Ahora la patria es de todos,

somos iguales y hermanos,

le dimos vuelta la mano

a las viejas camarillas,

ya no mandan cajetillas

ni los precios de los granos.

* Ignacio Narbondo es Ingeniero Agrónomo y docente de la Udelar.

Notas

[1] En la actualidad los productos de origen agroindustrial constituyen aproximadamente el 75% del total de las exportaciones. Durante buena parte del siglo XX representaron más del 90%, en los años ‘80 y ‘90 descendieron a alrededor de un 60% pero nunca bajaron de ese nivel.

[2] Por una explicación más precisa de la categoría renta de la tierra y sus implicancias para los países latinoamericanos ver los artículos ¿Y dónde está la renta? Los terratenientes agrarios en el Uruguay contemporáneo (de Gabriel Oyhantçabal) y Renta Agraria en Uruguay. Contradicciones de una forma específica de Acumulación (de Rodrigo Alonso y Fernando Barbeito). Ambos fueron publicados en el Número 7 de Hemisferio Izquierdo, La cuestión agraria hoy.

[3] Los períodos de crecimiento de 1972-1981 y 1984-1999, durante los cuales los precios de los productos de exportación padecieron una caída progresiva, fueron menos intensos y sus principales fuentes de dinamismo fueron la reducción del salario real, la flexibilización del mercado de trabajo, la apertura comercial y la desregulación financiera.

[4] Por razones que no es posible desarrollar aquí las economías especializadas en la producción de bienes primarios han demostrado ser menos dinámicas y más volátiles que aquellas especializadas en la producción de bienes industriales y de alto contenido tecnológico.

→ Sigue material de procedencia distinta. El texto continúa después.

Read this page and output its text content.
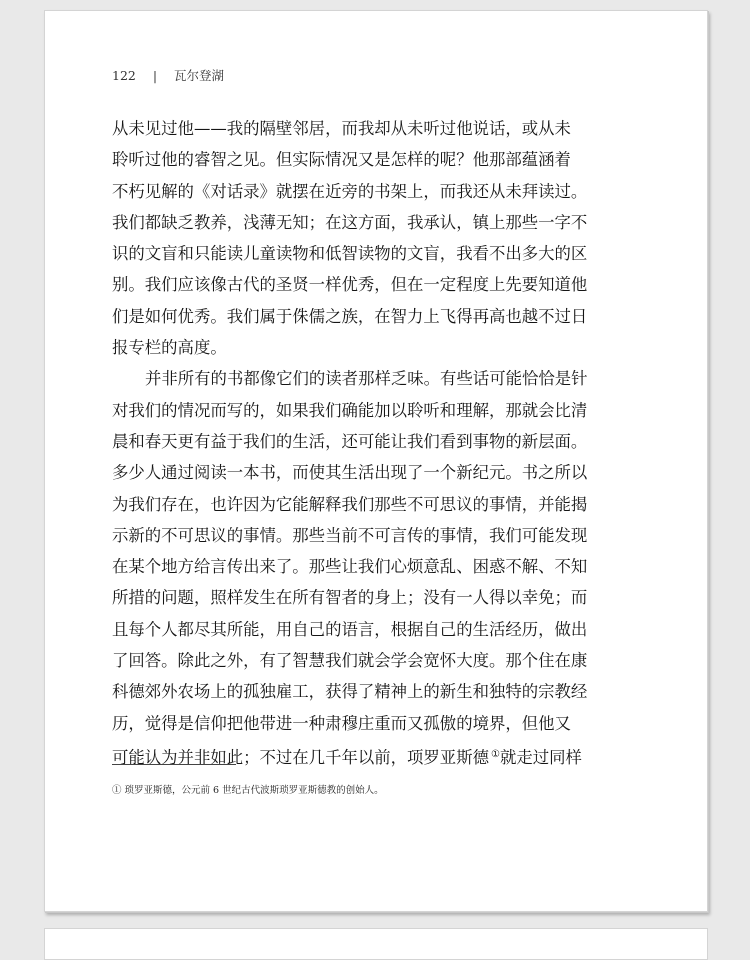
122 | 瓦尔登湖
从未见过他——我的隔壁邻居，而我却从未听过他说话，或从未
聆听过他的睿智之见。但实际情况又是怎样的呢？他那部蕴涵着
不朽见解的《对话录》就摆在近旁的书架上，而我还从未拜读过。
我们都缺乏教养，浅薄无知；在这方面，我承认，镇上那些一字不
识的文盲和只能读儿童读物和低智读物的文盲，我看不出多大的区
别。我们应该像古代的圣贤一样优秀，但在一定程度上先要知道他
们是如何优秀。我们属于侏儒之族，在智力上飞得再高也越不过日
报专栏的高度。
并非所有的书都像它们的读者那样乏味。有些话可能恰恰是针
对我们的情况而写的，如果我们确能加以聆听和理解，那就会比清
晨和春天更有益于我们的生活，还可能让我们看到事物的新层面。
多少人通过阅读一本书，而使其生活出现了一个新纪元。书之所以
为我们存在，也许因为它能解释我们那些不可思议的事情，并能揭
示新的不可思议的事情。那些当前不可言传的事情，我们可能发现
在某个地方给言传出来了。那些让我们心烦意乱、困惑不解、不知
所措的问题，照样发生在所有智者的身上；没有一人得以幸免；而
且每个人都尽其所能，用自己的语言，根据自己的生活经历，做出
了回答。除此之外，有了智慧我们就会学会宽怀大度。那个住在康
科德郊外农场上的孤独雇工，获得了精神上的新生和独特的宗教经
历，觉得是信仰把他带进一种肃穆庄重而又孤傲的境界，但他又
可能认为并非如此；不过在几千年以前，项罗亚斯德 ①就走过同样
① 琐罗亚斯德，公元前 6 世纪古代波斯琐罗亚斯德教的创始人。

[5] Oyhantçabal, G., y Sanguinetti, M. (2017). El agro en Uruguay: renta del suelo, ingreso laboral y ganancias. Problemas del Desarrollo 48 (189), 111-137. Es necesario aclarar que esta cifra solamente corresponde a los ingresos extraordinarios de estas dos clases sociales. No está incluida la ganancia “normal” de los empresarios agropecuarios (que no constituye renta de la tierra), ni la renta percibida por los productores familiares dueños de tierra, ni la porción apropiada por el estado vía impuestos (menos del 10% del total). Tampoco está considerada la renta transferida a otros sectores de la economía a través de la sobrevaluación del tipo de cambio.

[6] Ver Sutz, J. 2014. Ciencia, tecnología e innovación en una perspectiva de desarrollo del Uruguay.

[7] Va de suyo que no pueden perderse de vista las condicionantes estructurales de escala que tiene la economía uruguaya para promover transformaciones de este tipo. Ese es un problema de difícil resolución, para la cual resulta imprescindible una adecuada estrategia de integración regional. También se asume que el solo uso de la renta agraria no resolverá todos estos problemas. Pensar fuentes complementarias de financiación y diseñar un adecuado sistema de gestión de esos cambios resulta tan o más vital. Por lo demás, como fue dicho, la renta constituye una fuente de recursos elevada y genuina que es necesario direccionar y aprovechar de mejor manera.